The ability to instantly rewind a live stream in the viewer
The ability to edit in the viewer
Questions and Comments in the viewer will be combined in to a “Discuss” area.
Remove the need for Silverlight in the UI entirely including the editor.
The second afternoon session I attended was “Ask/Tell the experts”
Highlights were:
Customers can now request a 6 month product roadmap
New releases will come in time for the “Winter break” and the “Summer break”
The windows recorder will be updated in a future release to “tidy up” after itself and will not require the user to manually delete the recordings from their local disk.
Panopto will look in to if it’s possible to make uploading from IOS devices faster
Panopto will look in to making it easier to copy schedules from broken remote recorders to working ones.
A future update will make it possible to assign “ownership” of a remote recorder to individual users.
It was requested that streams to be recorded should be possible on a “per schedule” basis
Improved functionality for students to change the layout of the viewer will come in a future update.
In the final session of the day Ben Steeples from University of Essex gave a talk on “Using Panpto’s API for scaling lecture campus-wide and recording a specialist medical use case”
Ben gave a demo of a custom interface that he has written for the university that links Panopto with their time tabling system. Providing a time-table based UI to the students and scheduling captures to happen from the time table to Panopto remote recorders.
Ben also gave an overview of a custom interface for assessing medical students that interacted with Pan/Tilt/Zoom cameras in a mock hospital environment so that their interactions with simulated patients could be recorded via Panopto with control of the cameras and then shared with tutors, the student and assessors.
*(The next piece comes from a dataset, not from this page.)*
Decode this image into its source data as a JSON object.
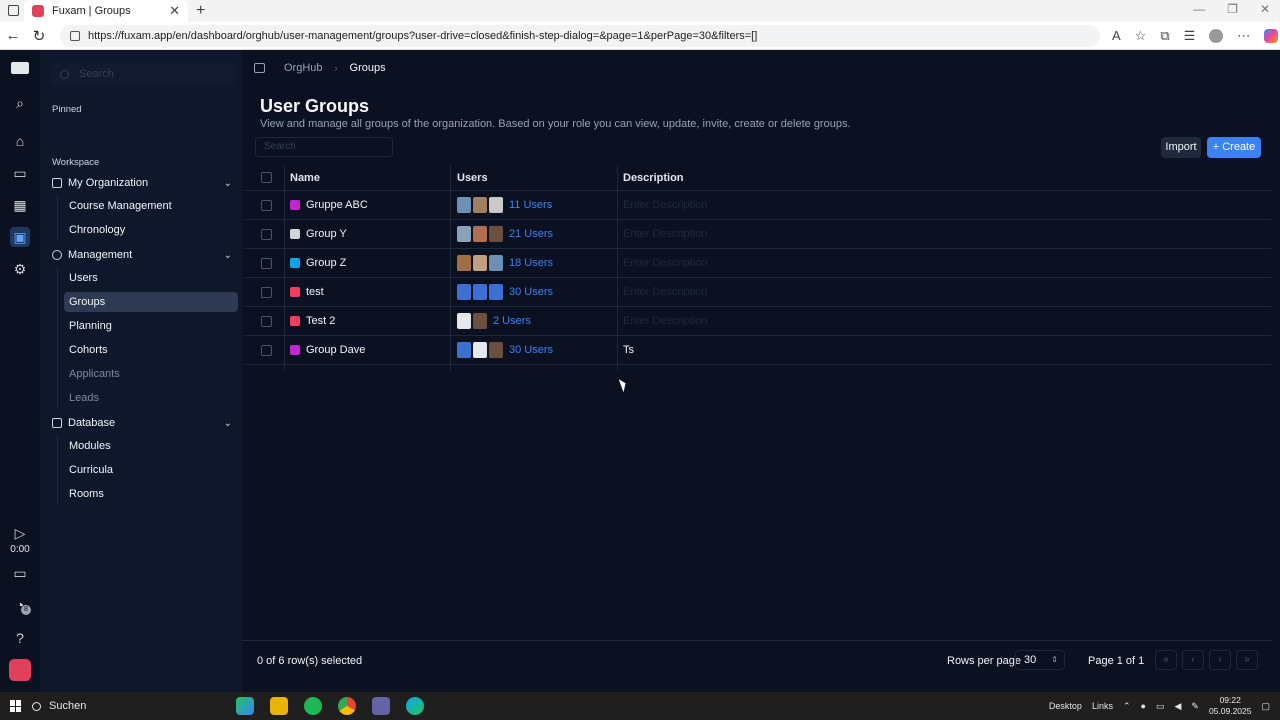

Due to my location in the room I was unable to easily take any photos of these sessions. I noticed Panopto staff were recording the sessions so if that content gets made available I will update this post with additional information/links.
Update – 28/10/2015 – Blog post from Panopto http://panopto.com/reflections-on-the-panopto-annual-conference-2015-the-future-of-video-for-learning/
Sadly this conference didn’t require me to drive at 88 miles an hour, hook-up a cable to a clock tower in the middle of a storm or fly a DeLorean or a hoverboard. That being said the future of e-learning still looks exciting!